Facts: The teacher was employed under term contracts for the 2013-2014 and 2014-2015 school years. During the 2013-2014 school year, it was alleged that the teacher inappropriately touched a student more than once and inappropriately communicated with a student. The student was interviewed by a school police officer on video after she made an outcry that the teacher had inappropriately touched her. The police woman who interviewed the student was well-trained in conducting such interviews and conducted the interview in a professional manner. At the time of the hearing on the proposed nonrenewal of the teacher’s contract, the student could not be located. Neither the District’s police department nor the local city police department was able to locate the student. The administration offered the police video of the student into evidence at the teacher’s nonrenewal hearing. The teacher objected to admission of the video because it was hearsay and because he was not given an opportunity to cross-examine the student. The video was admitted into evidence. The Board ultimately nonrenewed the teacher’s contract and the teacher appealed to the Commissioner of Education, arguing that it was improper to use the videotaped statement by the student as evidence. The teacher also argued that the nonrenewal was improper because counsel for the District and counsel for the school board at the hearing on the proposed nonrenewal of the teacher’s contract were employed by the same law firm.

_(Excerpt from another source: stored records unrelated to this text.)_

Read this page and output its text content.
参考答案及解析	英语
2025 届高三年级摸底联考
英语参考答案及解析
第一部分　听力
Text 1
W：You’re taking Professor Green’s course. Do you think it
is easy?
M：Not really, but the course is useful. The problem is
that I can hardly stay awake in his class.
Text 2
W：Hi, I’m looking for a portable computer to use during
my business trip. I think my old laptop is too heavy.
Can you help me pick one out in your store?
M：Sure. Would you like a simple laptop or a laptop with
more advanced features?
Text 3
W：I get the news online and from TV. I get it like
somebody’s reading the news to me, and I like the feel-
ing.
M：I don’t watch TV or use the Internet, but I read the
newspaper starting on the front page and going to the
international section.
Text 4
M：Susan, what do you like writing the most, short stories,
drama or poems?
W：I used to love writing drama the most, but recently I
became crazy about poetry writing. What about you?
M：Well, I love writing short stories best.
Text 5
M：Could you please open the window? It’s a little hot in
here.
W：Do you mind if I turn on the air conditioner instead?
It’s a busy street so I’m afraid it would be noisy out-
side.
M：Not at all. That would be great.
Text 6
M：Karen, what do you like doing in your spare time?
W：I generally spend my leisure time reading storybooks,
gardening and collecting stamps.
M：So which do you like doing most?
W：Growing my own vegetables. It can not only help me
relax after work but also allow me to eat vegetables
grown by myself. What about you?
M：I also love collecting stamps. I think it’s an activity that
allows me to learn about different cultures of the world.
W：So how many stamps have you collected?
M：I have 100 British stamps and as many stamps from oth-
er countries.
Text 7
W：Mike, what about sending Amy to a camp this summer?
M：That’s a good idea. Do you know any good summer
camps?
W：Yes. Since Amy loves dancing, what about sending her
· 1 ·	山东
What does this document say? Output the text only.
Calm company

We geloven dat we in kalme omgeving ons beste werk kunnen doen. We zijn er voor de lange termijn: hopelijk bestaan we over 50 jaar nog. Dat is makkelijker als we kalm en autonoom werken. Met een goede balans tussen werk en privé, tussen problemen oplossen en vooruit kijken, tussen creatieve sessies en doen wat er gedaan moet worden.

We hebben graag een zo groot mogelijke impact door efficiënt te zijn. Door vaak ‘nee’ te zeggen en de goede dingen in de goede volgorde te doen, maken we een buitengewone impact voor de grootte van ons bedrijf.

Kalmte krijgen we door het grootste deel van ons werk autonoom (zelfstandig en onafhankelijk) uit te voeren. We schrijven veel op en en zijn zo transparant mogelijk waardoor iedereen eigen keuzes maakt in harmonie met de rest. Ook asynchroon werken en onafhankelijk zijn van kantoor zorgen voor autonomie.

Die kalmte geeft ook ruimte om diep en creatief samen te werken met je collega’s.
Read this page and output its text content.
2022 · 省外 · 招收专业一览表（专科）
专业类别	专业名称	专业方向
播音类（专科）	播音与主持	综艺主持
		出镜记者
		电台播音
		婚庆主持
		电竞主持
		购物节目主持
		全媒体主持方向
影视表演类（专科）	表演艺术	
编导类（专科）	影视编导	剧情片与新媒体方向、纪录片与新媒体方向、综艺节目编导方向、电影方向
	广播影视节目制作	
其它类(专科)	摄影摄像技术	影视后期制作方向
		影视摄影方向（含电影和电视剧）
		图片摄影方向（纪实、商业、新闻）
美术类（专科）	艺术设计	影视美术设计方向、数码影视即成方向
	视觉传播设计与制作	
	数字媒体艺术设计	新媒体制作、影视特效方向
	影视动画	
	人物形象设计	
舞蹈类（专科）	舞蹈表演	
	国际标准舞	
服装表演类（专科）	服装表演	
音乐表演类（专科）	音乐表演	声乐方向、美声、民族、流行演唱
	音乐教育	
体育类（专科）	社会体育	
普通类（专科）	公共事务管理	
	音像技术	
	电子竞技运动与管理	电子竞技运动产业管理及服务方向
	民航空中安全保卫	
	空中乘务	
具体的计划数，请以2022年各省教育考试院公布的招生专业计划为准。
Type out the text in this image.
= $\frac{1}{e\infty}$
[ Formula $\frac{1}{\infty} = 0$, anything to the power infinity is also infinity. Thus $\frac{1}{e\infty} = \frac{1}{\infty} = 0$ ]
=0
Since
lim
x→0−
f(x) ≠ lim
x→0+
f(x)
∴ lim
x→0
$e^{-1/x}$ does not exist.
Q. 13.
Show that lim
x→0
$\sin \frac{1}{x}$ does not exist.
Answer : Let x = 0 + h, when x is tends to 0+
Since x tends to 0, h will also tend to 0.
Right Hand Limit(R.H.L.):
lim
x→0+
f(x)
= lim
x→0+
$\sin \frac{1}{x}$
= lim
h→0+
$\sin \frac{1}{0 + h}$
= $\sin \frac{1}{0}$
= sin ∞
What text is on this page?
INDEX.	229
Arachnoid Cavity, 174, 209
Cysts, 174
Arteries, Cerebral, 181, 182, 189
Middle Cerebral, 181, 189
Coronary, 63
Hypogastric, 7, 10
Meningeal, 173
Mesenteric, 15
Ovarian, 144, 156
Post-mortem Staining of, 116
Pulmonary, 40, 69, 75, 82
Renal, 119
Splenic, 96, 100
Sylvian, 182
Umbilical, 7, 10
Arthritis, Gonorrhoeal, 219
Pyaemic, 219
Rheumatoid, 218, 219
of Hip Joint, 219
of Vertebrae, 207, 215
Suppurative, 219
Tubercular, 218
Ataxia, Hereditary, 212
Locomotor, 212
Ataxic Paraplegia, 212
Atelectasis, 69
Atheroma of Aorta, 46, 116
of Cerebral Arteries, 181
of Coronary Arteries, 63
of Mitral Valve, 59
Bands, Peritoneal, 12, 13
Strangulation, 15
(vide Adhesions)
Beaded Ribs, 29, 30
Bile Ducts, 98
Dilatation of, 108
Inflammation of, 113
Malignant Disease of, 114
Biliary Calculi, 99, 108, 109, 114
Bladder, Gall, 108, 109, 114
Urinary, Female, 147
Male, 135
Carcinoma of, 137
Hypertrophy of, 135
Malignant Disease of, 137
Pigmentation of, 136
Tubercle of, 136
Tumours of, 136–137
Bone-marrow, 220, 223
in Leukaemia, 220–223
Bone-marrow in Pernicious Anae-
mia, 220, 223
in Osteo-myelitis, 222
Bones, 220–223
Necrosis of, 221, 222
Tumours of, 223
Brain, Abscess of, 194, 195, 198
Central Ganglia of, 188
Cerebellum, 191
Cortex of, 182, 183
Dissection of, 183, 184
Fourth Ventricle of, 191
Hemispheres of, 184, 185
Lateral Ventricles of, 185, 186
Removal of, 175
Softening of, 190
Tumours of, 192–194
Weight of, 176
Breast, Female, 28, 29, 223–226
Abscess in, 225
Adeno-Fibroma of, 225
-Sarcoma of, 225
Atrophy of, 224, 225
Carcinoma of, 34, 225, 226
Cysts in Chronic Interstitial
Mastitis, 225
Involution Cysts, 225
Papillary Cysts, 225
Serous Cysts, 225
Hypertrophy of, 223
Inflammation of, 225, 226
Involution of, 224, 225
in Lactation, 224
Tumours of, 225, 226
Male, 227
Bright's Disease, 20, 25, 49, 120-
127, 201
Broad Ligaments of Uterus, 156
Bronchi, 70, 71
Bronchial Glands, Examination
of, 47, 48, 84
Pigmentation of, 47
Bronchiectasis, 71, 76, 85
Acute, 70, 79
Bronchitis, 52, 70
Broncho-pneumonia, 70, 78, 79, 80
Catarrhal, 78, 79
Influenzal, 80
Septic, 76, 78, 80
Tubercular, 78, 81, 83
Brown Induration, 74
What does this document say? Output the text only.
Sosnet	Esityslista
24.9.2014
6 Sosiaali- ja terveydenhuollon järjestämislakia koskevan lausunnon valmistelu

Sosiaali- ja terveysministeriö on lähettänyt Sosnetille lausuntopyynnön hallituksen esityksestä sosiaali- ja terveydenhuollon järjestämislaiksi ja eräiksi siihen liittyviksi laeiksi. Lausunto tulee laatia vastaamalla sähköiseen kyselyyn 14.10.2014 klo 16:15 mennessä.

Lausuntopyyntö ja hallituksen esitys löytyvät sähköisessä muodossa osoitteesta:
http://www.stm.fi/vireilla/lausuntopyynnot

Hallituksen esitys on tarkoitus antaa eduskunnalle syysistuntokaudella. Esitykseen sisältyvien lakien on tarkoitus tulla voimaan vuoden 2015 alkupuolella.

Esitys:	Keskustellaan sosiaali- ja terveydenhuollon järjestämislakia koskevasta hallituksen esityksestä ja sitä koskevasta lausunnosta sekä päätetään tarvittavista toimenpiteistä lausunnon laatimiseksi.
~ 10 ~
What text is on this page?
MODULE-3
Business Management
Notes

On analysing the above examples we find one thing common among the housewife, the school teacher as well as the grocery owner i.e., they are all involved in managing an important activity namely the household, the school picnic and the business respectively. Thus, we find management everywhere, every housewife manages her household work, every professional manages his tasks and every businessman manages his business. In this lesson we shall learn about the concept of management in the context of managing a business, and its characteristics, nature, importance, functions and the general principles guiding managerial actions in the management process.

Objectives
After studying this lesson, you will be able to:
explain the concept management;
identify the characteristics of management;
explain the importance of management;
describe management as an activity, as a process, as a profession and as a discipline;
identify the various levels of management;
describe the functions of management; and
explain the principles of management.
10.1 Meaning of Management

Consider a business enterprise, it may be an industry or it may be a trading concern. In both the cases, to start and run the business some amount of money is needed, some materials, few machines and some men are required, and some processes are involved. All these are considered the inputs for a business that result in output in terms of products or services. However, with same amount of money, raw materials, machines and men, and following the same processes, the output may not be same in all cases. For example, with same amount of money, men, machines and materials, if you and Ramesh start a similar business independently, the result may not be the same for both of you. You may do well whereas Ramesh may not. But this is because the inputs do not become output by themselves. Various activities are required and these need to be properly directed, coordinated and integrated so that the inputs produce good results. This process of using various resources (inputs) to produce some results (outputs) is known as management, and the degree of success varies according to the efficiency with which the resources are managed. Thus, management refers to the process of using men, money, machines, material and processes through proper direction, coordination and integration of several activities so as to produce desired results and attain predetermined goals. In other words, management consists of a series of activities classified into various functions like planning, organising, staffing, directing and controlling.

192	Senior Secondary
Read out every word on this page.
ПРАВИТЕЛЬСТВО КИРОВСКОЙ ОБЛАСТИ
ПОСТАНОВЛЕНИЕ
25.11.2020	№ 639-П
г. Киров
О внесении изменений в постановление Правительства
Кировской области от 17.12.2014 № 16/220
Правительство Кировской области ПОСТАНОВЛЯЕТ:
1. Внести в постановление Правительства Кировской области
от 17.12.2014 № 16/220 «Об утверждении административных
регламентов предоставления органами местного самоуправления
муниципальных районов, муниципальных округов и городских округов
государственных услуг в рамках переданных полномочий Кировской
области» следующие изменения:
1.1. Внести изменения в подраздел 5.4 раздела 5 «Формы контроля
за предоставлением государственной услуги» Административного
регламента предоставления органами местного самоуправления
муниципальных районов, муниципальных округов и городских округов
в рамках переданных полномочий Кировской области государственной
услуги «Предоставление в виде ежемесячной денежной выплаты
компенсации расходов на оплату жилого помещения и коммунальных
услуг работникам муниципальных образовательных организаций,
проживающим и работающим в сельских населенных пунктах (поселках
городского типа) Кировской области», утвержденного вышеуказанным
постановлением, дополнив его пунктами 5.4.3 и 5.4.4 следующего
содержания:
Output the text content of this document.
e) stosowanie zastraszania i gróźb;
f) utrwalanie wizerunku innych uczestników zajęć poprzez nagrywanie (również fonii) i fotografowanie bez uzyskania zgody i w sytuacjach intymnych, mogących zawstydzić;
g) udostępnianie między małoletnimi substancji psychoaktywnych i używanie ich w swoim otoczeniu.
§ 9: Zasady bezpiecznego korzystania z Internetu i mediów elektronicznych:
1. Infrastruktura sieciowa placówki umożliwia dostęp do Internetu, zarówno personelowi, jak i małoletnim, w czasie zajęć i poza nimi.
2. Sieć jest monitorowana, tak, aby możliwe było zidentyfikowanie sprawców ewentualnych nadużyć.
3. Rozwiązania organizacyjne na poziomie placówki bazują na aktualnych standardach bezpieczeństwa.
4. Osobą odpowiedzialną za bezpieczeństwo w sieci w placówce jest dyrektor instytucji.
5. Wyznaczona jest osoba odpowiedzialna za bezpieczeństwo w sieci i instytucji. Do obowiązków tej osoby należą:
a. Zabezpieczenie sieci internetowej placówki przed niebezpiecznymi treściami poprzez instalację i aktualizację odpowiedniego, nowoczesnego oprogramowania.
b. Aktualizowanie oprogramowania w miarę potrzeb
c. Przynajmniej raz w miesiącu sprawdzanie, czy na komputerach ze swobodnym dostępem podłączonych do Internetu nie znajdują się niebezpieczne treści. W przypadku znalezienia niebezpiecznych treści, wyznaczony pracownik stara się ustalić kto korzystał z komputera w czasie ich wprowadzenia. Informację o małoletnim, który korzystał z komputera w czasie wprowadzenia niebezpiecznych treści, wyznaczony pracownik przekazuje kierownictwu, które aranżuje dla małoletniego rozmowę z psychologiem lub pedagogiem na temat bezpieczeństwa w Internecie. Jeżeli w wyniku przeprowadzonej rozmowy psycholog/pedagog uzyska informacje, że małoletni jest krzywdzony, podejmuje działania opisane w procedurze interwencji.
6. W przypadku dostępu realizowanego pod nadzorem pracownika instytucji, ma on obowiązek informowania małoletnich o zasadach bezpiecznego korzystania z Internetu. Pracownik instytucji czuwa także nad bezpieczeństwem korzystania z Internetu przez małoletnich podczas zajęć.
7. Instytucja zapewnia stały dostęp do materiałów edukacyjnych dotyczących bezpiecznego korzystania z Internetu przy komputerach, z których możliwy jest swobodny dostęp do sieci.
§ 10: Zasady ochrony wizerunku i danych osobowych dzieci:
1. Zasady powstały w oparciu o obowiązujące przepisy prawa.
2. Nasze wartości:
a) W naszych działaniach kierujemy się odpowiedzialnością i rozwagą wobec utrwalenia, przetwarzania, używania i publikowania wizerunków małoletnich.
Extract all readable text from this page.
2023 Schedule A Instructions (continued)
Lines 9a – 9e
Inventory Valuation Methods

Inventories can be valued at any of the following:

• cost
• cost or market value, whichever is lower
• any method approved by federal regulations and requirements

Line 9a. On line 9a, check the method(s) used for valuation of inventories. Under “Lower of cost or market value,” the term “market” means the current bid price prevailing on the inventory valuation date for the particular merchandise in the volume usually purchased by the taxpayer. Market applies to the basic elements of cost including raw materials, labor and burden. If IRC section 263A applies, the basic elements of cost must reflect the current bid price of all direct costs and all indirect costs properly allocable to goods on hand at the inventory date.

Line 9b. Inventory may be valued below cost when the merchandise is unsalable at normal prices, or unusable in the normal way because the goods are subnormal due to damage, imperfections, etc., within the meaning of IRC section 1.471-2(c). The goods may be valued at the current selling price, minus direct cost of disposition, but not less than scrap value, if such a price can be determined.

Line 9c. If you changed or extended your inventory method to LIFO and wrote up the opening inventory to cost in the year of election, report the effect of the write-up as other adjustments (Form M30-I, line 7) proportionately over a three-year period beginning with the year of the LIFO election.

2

Holding: The Commissioner held that substantial evidence existed to support the teacher’s nonrenewal for inappropriately touching and communicating with a student. The teacher argued that the videotaped statement by the student was the only evidence supporting nonrenewal and, because it was inadmissible hearsay, it should have been excluded and, therefore, substantial evidence did not support the nonrenewal. The Commissioner disagreed and held that testimony by the interviewing police officer offered at the nonrenewal hearing also constituted evidence supporting nonrenewal. Although it was hearsay, no objection was raised and, therefore, it was properly considered.

With respect to the videotaped statement by the student, the Commissioner observed that in administrative hearings considerable discretion is permitted in allowing evidence to be introduced. The Commissioner recognized the liberal exceptions to the hearsay rule in the administrative context found at Texas Government Code section 2001.081 and held that those liberal rules apply when a school board holds an evidentiary hearing concerning the proposed nonrenewal of a term contract. Under this exception, hearsay evidence is allowed if it is (1) necessary to ascertain facts not reasonably susceptible of proof under these rules, (2) not precluded by statute, and (3) of a type on which a reasonably prudent person commonly relies in the conduct of the person’s affairs. The Commissioner concluded that the video evidence had met this exception. First, the evidence was necessary because the girl could no longer be located. Second, there is no statutory prohibition to considering the video. Finally, the video was the type of evidence reasonably prudent people rely upon, given that the police woman who interviewed the student was well-trained in conducting such interviews and conducted the interview in a professional manner. In this case, the board did not abuse its discretion when it entered into evidence the police video. In addition, that counsel for the administration and counsel for the school board are employed by the same law firm was not a procedural irregularity and even if it were, it was not likely to lead to an erroneous decision. The Commissioner, therefore, upheld the teacher’s nonrenewal.